70代の両親はほぼ寝たきりの生活。42歳長女は14年前に統合失調症と診断され、それ以来働いていません。ただし旅行を繰り返しており、毎月の出費は食費などを含め平均で計58万円以上になります。このままでは両親の貯金は底をつく。家計相談に応じたファイナンシャルプランナーが出した結論とは――。

28歳で統合失調症と診断された長女は現在42歳

筆者のもとに相談にやってきた次女(40)によれば、長女(42)は生真面目な性格でした。70代の両親の期待通りの生き方をしてきた人だといいます。「私に対しても優しく、いつもにこやかに接してくれました」。そんな長女に変化が現れたのは、本人が就職して5年経った頃でした。

普段の仕事ぶりを評価され、チームリーダーに抜擢された頃から「眠れない」と話すようになりました。早く結果を出さなければいけないと焦ったのか残業や休日出勤が多くなり、「気分転換に映画でも観に行けば?」「たまには休まないと倒れちゃうよ」と、家族が声をかけても、働くことをやめようとしませんでした。

会社に行けなくなったのは、それから数カ月経った頃です。突然「誰かが自分を殺そうとしている。部屋から出たくない」と、言いだしたのです。最初は、ストーカー被害にあっているのかと思い、警察に相談しましたがそういった事実はありませんでした。

幻覚・幻聴は日に日にエスカレートしていき、興奮して物を壊したり、泣き叫ぶようになったりしたので、病院と相談し、緊急入院。統合失調症と診断されました。28歳で病気が発症した長女は、仕事もやめ、以来入退院を繰り返す生活を続けています。

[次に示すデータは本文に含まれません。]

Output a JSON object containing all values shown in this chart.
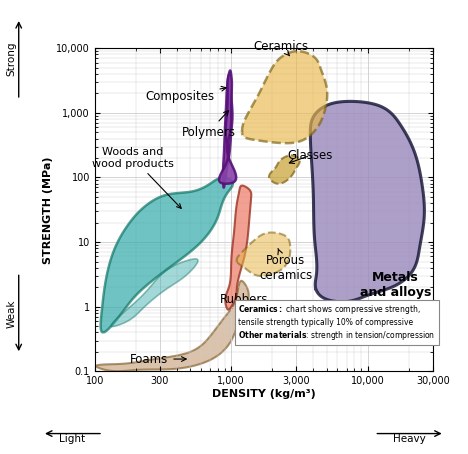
{
  "xlabel": "DENSITY (kg/m³)",
  "ylabel": "STRENGTH (MPa)",
  "xticks": [
    100,
    300,
    1000,
    3000,
    10000,
    30000
  ],
  "xtick_labels": [
    "100",
    "300",
    "1,000",
    "3,000",
    "10,000",
    "30,000"
  ],
  "yticks": [
    0.1,
    1,
    10,
    100,
    1000,
    10000
  ],
  "ytick_labels": [
    "0.1",
    "1",
    "10",
    "100",
    "1,000",
    "10,000"
  ],
  "grid_color": "#cccccc",
  "bg_color": "#ffffff",
  "metals_color": "#9988bb",
  "metals_edge": "#111133",
  "ceramics_color": "#e8b84b",
  "ceramics_edge": "#7a6010",
  "composites_color": "#8844aa",
  "composites_edge": "#551177",
  "polymers_color": "#882299",
  "polymers_edge": "#551177",
  "woods_color": "#33aaaa",
  "woods_edge": "#117766",
  "woods_inner_color": "#33aaaa",
  "rubbers_color": "#ee8877",
  "rubbers_edge": "#993322",
  "foams_color": "#ccaa88",
  "foams_edge": "#886633",
  "glasses_color": "#c8a030",
  "glasses_edge": "#7a6010",
  "porous_color": "#e8b84b",
  "porous_edge": "#7a6010"
}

父は交通事故で脊髄損傷、母も脳梗塞で倒れ右半身麻痺……

※写真はイメージです(写真=iStock.com/kupicoo)

父(76)も母(71)も定年まで教師をしていました。2人とも、長女の回復を願って懸命に支えていました。次女は長女の病気が発症する前に結婚して実家を出ていたので、ここ14年間は長女のことは両親に任せきりでした。3人でどんな生活をしていたのかはわかりません。

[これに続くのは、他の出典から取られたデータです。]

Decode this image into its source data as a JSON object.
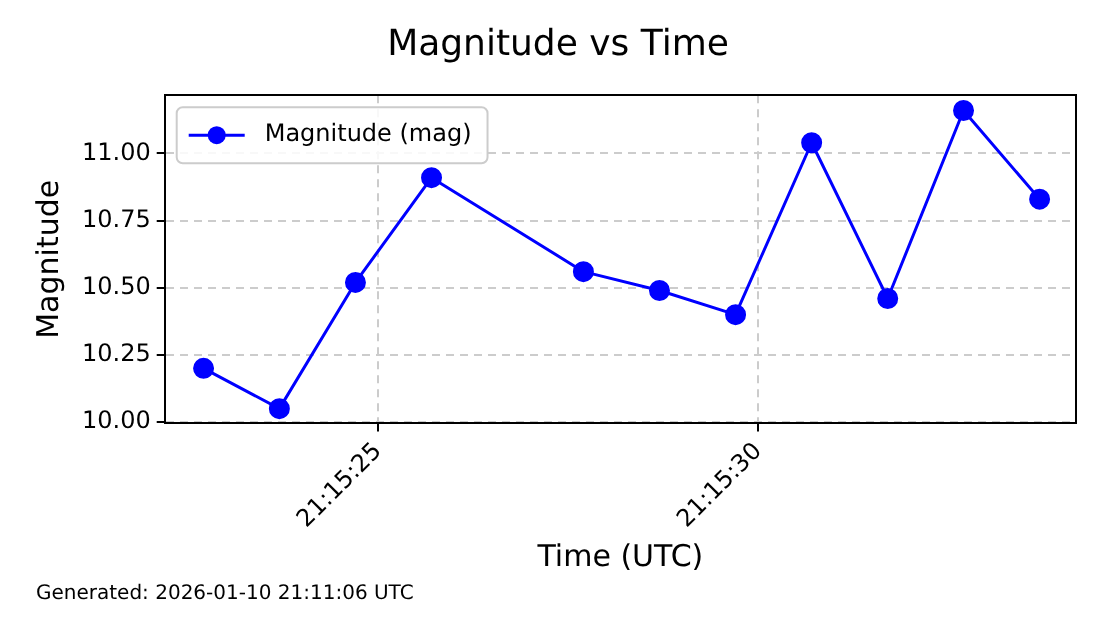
{
  "chart_data": {
    "type": "line",
    "title": "Magnitude vs Time",
    "xlabel": "Time (UTC)",
    "ylabel": "Magnitude",
    "x": [
      21.256306,
      21.256583,
      21.256861,
      21.257139,
      21.257694,
      21.257972,
      21.25825,
      21.258528,
      21.258806,
      21.259083,
      21.259361
    ],
    "series": [
      {
        "name": "Magnitude (mag)",
        "color": "#0000ff",
        "values": [
          10.2,
          10.05,
          10.52,
          10.91,
          10.56,
          10.49,
          10.4,
          11.04,
          10.46,
          11.16,
          10.83
        ]
      }
    ],
    "xlim": [
      21.256164,
      21.259494
    ],
    "xticks": [
      {
        "value": 21.256944,
        "label": "21:15:25"
      },
      {
        "value": 21.258333,
        "label": "21:15:30"
      }
    ],
    "ylim": [
      9.995,
      11.217
    ],
    "yticks": [
      {
        "value": 10,
        "label": "10.00"
      },
      {
        "value": 10.25,
        "label": "10.25"
      },
      {
        "value": 10.5,
        "label": "10.50"
      },
      {
        "value": 10.75,
        "label": "10.75"
      },
      {
        "value": 11,
        "label": "11.00"
      }
    ],
    "grid": true,
    "legend": "top left",
    "marker": "circle",
    "line_style": "solid",
    "annotations": [
      "Generated: 2026-01-10 21:11:06 UTC"
    ]
  }
}
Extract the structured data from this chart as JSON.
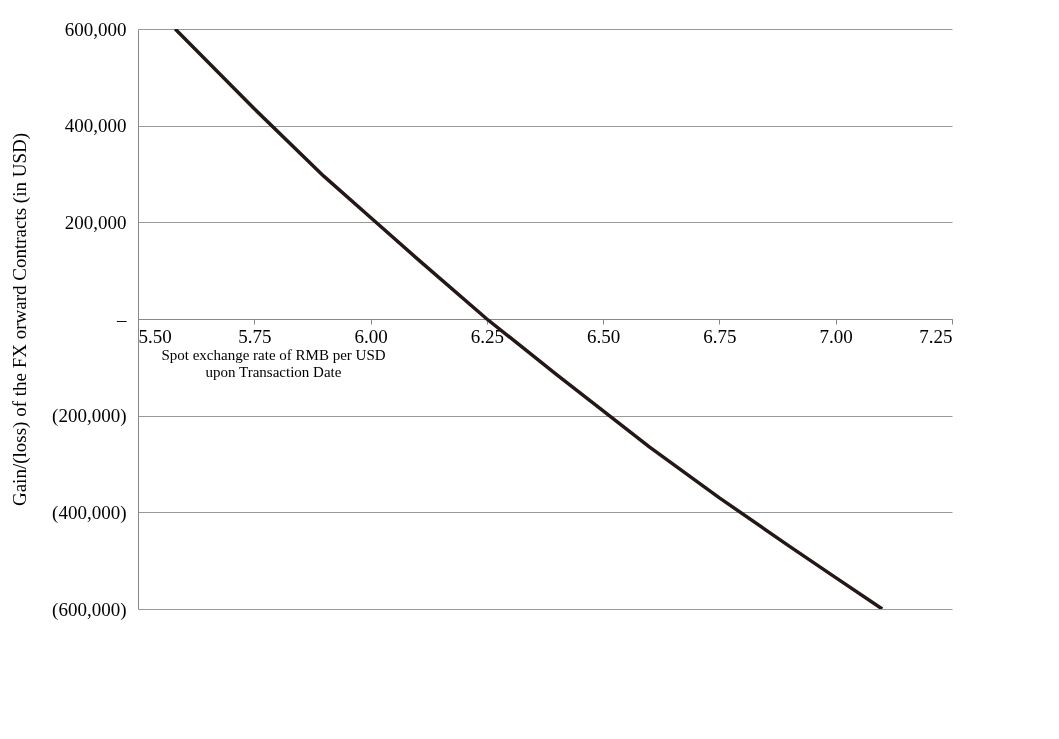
{
  "chart_data": {
    "type": "line",
    "xlabel": "Spot exchange rate of RMB per USD upon Transaction Date",
    "ylabel": "Gain/(loss) of the FX orward Contracts (in USD)",
    "x": [
      5.58,
      5.75,
      5.9,
      6.0,
      6.1,
      6.25,
      6.4,
      6.5,
      6.6,
      6.75,
      6.9,
      7.0,
      7.1
    ],
    "series": [
      {
        "color": "#231815",
        "values": [
          600000,
          435000,
          295000,
          210000,
          125000,
          0,
          -115000,
          -190000,
          -265000,
          -370000,
          -470000,
          -535000,
          -600000
        ]
      }
    ],
    "xlim": [
      5.5,
      7.25
    ],
    "xticks": [
      {
        "value": 5.5,
        "label": "5.50"
      },
      {
        "value": 5.75,
        "label": "5.75"
      },
      {
        "value": 6,
        "label": "6.00"
      },
      {
        "value": 6.25,
        "label": "6.25"
      },
      {
        "value": 6.5,
        "label": "6.50"
      },
      {
        "value": 6.75,
        "label": "6.75"
      },
      {
        "value": 7,
        "label": "7.00"
      },
      {
        "value": 7.25,
        "label": "7.25"
      }
    ],
    "ylim": [
      -600000,
      600000
    ],
    "yticks": [
      {
        "value": -600000,
        "label": "(600,000)"
      },
      {
        "value": -400000,
        "label": "(400,000)"
      },
      {
        "value": -200000,
        "label": "(200,000)"
      },
      {
        "value": 0,
        "label": "–"
      },
      {
        "value": 200000,
        "label": "200,000"
      },
      {
        "value": 400000,
        "label": "400,000"
      },
      {
        "value": 600000,
        "label": "600,000"
      }
    ],
    "grid": "y",
    "marker": "none",
    "line_style": "solid"
  }
}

ただ、調子がいいと、長女はよく次女に手紙を送りました。父が新車を買ってくれたのでドライブに行ったとか、両親と旅行に行ったときの写真を送るねとかいう内容でした。「ああ、もう大丈夫かな」と思っていると、長女がまた入院したと、母が泣きながら電話をかけてくる。その繰り返しだったと次女は言います。

<家族構成>
父76歳 1年前に交通事故で脊髄損傷 長期入院中
母71歳 半年前に脳梗塞で倒れ、言語障害・右半身麻痺に 特別養護老人ホーム入所中
長女42歳 28歳で統合失調症発症、ひきこもりに 障害年金2級受給中
次女40歳 別居・既婚(相談者)

1年前に父が交通事故に遭い脊髄を損傷し、身体が不自由でした。自宅で看ることができないので長期入院しています。母はずっと父の看護をしていましたが、半年前に脳梗塞で倒れました。母の入院を聞いたとき、次女は頭が真っ白になったといいますが、ショックを受けた人は他にもいました。

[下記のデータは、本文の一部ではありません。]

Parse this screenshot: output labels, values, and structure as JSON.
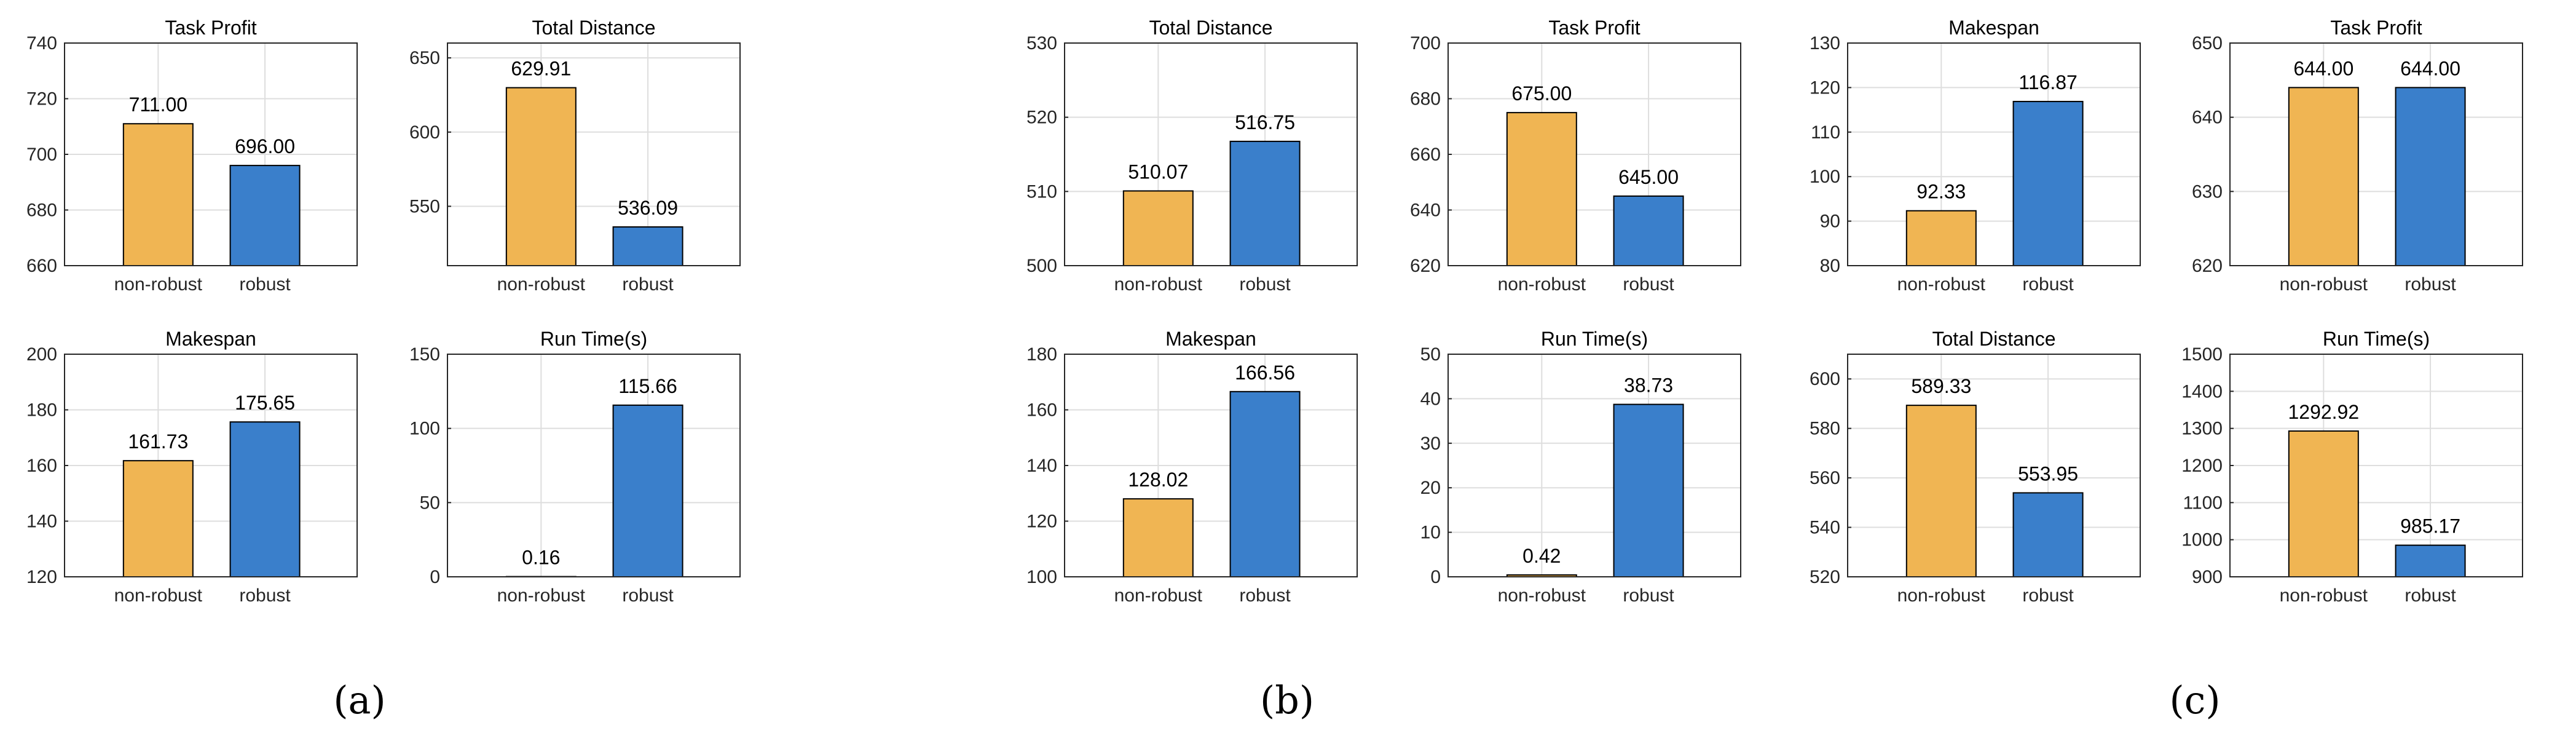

母が入院し、主治医から「麻痺が残るので、退院後は介護施設に入所したほうがいい」とアドバイスを受けたあたりから、長女の体調に変化がみられるようになりました。幻聴や妄想が再発し、夜昼構わず叫ぶようになったのです。近所の方に通報され、措置入院したのは1カ月前のことでした。

「えっ」

次女が入院費などを振り込もうと父母の預金通帳を確認したところ、退職金が残っているはずの貯金額が大幅に減っていました。長女の退院後も、同じペースで浪費すると、両親の資産は近い将来なくなってしまう。これではいけないと、ファイナンシャル・プランナー(FP)に相談することにしたそうです。